I’m not as mindful as my grandmother was. I still get angry or upset on occasion, but I am usually quickly aware of what’s occurring and can take steps to calm my system back down. My grandmother would be the equivalent of a Zen Buddhist and I have a long way to go to achieve that, but I am fascinated that the connection between my grandmother and I has surfaced.

You may want to reflect on how broad your emotional reactions are to life. Reactivity usually correlates to health problems, either now or in the future, so perhaps it’s time to consider how to calm down. In 2018, the American Psychological Association declared that the US had reached a new high point in the nation’s stress quotient. In their Stress in America survey, they found nearly 2/3rds of Americans were stressed out over the nation’s future and more than half were distressed by the divisiveness that dominated public life. That was pre-pandemic.

In the latest survey in March of this year, the number of people who say they’re significantly stressed about recent events is unprecedented. Inflation, the Russia-Ukraine war and global uncertainty topped the ranks of sources for stress. Perhaps one of the most important factors to consider in your life today is that you cannot change world events. You cannot stop inflation. You cannot do anything to end a war. You can’t end a pandemic.

The one act we can perform is to look at how we respond to these events. Getting upset or angry doesn’t usually change anything externally, but it causes great harm internally. When we’re in the midst of any drama, we can certainly navigate it more effectively if we’re not being flooded with stress hormones, so calmness leads to better responses and decisions.

We can’t really separate nature versus nurture anymore because we now know they influence each other. Our environment, including our inner environment, can influence genetic expression, meaning we can shift our habitual reactions into mindful responses simply by practicing mindfulness and meditation, which ultimately changes the physical structure of our brains and can change both our mental and physical health. Nature and nurture are interconnected, as is everything in life.
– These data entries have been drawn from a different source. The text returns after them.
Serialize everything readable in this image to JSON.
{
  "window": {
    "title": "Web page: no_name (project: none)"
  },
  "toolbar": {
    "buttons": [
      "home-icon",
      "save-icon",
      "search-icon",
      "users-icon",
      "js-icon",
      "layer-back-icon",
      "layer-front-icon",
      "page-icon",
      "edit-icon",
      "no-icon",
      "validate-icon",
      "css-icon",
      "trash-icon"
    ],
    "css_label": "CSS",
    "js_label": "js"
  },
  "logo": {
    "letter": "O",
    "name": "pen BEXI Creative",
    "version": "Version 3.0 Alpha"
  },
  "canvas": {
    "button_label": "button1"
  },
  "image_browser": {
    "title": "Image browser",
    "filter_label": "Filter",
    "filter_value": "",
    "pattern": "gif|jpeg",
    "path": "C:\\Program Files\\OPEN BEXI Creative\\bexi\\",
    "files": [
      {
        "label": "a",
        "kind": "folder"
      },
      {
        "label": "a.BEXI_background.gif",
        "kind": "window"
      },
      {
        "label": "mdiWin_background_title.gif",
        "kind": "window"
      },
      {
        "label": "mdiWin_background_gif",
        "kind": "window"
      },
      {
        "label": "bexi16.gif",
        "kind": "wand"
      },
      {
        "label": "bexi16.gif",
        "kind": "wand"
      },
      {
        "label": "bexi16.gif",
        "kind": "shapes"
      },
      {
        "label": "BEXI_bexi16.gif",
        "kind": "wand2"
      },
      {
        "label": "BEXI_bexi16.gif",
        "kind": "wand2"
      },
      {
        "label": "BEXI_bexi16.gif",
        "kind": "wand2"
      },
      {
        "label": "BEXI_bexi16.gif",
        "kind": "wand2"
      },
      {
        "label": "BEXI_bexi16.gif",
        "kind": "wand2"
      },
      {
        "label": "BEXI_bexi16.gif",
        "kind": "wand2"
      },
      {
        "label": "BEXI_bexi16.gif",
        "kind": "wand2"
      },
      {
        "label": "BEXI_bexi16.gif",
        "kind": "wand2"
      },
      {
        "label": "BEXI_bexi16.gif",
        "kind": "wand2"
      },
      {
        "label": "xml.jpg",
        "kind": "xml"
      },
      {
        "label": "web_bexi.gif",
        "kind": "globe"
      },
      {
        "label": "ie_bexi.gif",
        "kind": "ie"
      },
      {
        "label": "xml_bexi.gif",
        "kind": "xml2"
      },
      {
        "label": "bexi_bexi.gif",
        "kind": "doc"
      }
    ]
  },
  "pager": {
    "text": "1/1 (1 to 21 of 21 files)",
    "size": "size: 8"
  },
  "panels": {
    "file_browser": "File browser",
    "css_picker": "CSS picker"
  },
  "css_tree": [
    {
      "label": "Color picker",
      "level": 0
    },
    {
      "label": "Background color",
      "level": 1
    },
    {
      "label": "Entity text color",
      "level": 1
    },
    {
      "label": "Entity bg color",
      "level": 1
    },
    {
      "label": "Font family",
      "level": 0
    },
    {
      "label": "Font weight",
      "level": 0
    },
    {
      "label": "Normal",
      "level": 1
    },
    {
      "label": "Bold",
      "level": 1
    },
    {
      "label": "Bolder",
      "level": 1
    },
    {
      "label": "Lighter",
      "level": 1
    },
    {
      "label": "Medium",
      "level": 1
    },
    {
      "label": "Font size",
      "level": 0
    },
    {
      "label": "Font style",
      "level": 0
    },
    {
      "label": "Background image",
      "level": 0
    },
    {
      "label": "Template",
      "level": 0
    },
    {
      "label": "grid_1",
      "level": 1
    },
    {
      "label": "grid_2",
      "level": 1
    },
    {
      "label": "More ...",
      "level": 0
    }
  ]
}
We have so much more control over our personality traits, behaviors, thought processes and overall well-being than we have ever known possible before. I can start out with a traumatic childhood and still become a positive contributor to life while someone else can have an ideal childhood and become a criminal or even a dictator, but we now know we really can choose which path we take because it’s not about nature versus nurture. It’s about acquiring and understanding the knowledge that’s available to us and then deciding how and who we want to be.

My grandmother didn’t have the advantage of all of the scientific evidence we have today, but she did have religious knowledge so perhaps that’s how she learned the benefits of equanimity. Or maybe there is a calm gene and she was born with it. Either way, I’m now aware of a mindful role model that was there along and will bring her to mind whenever I feel the temptation of getting sucked into drama pulling at me.

My question for you is, what will you do with all of this knowledge?